Compte tenu de la particularité propre aux PMEs, pour ne citer que sa petite taille, le caractère flexible de son organisation, sa lutte permanente pour sa survie, sa recherche permanente d’innovation, son manque de ressources pour procéder à des investissements de taille ou encore des refontes administratives et de son manage­- ment centralisé, la production de l’information financière serait impactée. Les utilisateurs de l’information financière, recensés dans l’étude, évoquent le manque d’enthousiasme des PMEs à respecter les règles comptables, à tendre vers une défiscalisation, et à ne pas solliciter d’aide de spécialistes pour produire l’information comptable. Ce caractère opaque de l’activité de la PME serait le résultat d’un faible intérêt voire d’un désintéressement de ce genre d’entreprise à opter pour une information financière plus transparente. La principale raison avancée à ce désintéressement étant la primauté de la survie et de la pérennité de l’activité, car « Souvent, ils priorisent d'autres aspects de leur entreprise quitte à négliger la qualité de l'information. ». Outre cela, la recherche permanente d’optimisation des ressources d’ordre fiscal semble être une autre cause de la réticence des PMEs. Pour les utilisateurs, certaines PMEs voilent leurs performances réelles, d’autres optent volontairement à des pratiques frauduleuses. Enfin, le manque de ressources financières ne permet pas aux PMEs de recourir à des investissements administratifs (cabinet d’expertise comptable, système d’information comptable, etc.) visant à formaliser ce qui est déjà présent sans aucune réelle valeur ajoutée ressentie. Et dans l’hypothèse où elle peut s’y permettre, la pérennité de la pratique semble incertaine.

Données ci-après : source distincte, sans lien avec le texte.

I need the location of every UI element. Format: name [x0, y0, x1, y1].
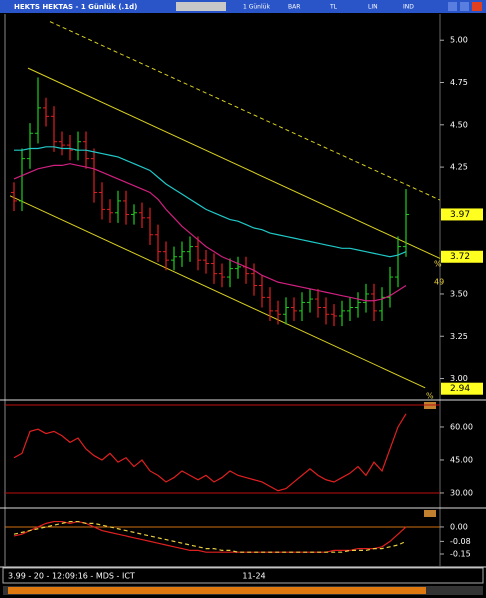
y-tick-label: 4.25 [450, 163, 468, 172]
x-tick-label: 11-24 [242, 572, 265, 581]
y-tick-label: 4.50 [450, 120, 468, 129]
price-box-label: 3.72 [450, 252, 470, 262]
window-title: HEKTS HEKTAS - 1 Günlük (.1d) [14, 3, 137, 11]
series-line [13, 163, 407, 302]
y-tick-label: 5.00 [450, 36, 468, 45]
side-label: % [434, 260, 442, 269]
title-bar [0, 0, 486, 13]
side-label: 49 [434, 278, 444, 287]
y-tick-label: 30.00 [450, 488, 473, 497]
maximize-button[interactable] [460, 2, 469, 11]
y-tick-label: 3.50 [450, 289, 468, 298]
y-tick-label: -0.15 [450, 550, 471, 559]
series-line [13, 520, 407, 553]
close-button[interactable] [472, 2, 482, 11]
status-bar [2, 567, 484, 584]
series-line [14, 146, 407, 258]
toolbar-item[interactable]: IND [403, 4, 414, 11]
y-tick-label: 4.75 [450, 78, 468, 87]
minimize-button[interactable] [448, 2, 457, 11]
toolbar-item[interactable]: TL [329, 4, 338, 11]
panel-button[interactable] [424, 510, 436, 517]
side-label: % [426, 392, 434, 401]
y-tick-label: -0.08 [450, 537, 471, 546]
scrollbar-thumb[interactable] [8, 587, 426, 594]
toolbar-item[interactable]: LIN [368, 4, 378, 11]
series-line [13, 413, 407, 492]
y-tick-label: 0.00 [450, 522, 468, 531]
toolbar-item[interactable]: BAR [288, 4, 300, 11]
price-box [441, 382, 483, 395]
price-box [441, 208, 483, 221]
trend-line [27, 67, 441, 259]
price-box-label: 2.94 [450, 384, 470, 394]
y-tick-label: 3.25 [450, 332, 468, 341]
trend-line [49, 21, 441, 201]
y-tick-label: 3.00 [450, 374, 468, 383]
y-tick-label: 60.00 [450, 422, 473, 431]
toolbar-item[interactable]: 1 Günlük [243, 4, 270, 11]
trend-line [9, 195, 426, 389]
y-tick-label: 45.00 [450, 455, 473, 464]
toolbar-icons[interactable] [176, 2, 226, 11]
status-text: 3.99 - 20 - 12:09:16 - MDS - ICT [8, 572, 135, 581]
price-box-label: 3.97 [450, 210, 470, 220]
panel-button[interactable] [424, 402, 436, 409]
price-box [441, 250, 483, 263]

  • Le rôle du gérant dans la production des états financiers
Dans le management des PMEs, le gérant occupe une place centrale. Il est à la fois au niveau stratégique et opérationnel, il est aussi le porteur de la culture d’entreprise au sein de la PME. Le rôle du gérant dans la production de l’information financière est particulièrement ressenti par ses utilisateurs. Un gérant moins enclin à respecter les règles comptables, fiscales se verra : - produire une information financière volontairement faussée, - retenir une partie de l’information à ses propres fins ou par pure crainte, Un gérant non compétent à produire des informations financières sur la situation de sa PME ou non conscient de son importance se verra produire une information erronée (existence d’erreurs et d’omissions). En outre, il a été également noté que la fiabilité des informations financières des PMEs dépend des priorités fixées par le gérant. Généralement, les priorités sont portées sur les aspects opérationnels de l’activité de la PME plutôt que sur la production d’informations financières. Les décisions des gérants des PMEs se basent plus sur des éléments techniques et opérationnels é et moins sur la réalité des données financières.
  • Le rôle des acteurs externes
L’administration publique, notamment l’administration fiscale, est l’un des principaux utilisateurs des informations financières des PMEs. L’administration fait face à de nombreuses manœuvres des PMEs : déclarations erronées ou déclarations partielles d’impôts. Faute de moyens, il est quasiment difficile de réaliser des contrôles exhaustifs aux différents manquements, comme le respect des obligations comptables. Cela devient ainsi un des facteurs impactant négativement la qualité des états financiers.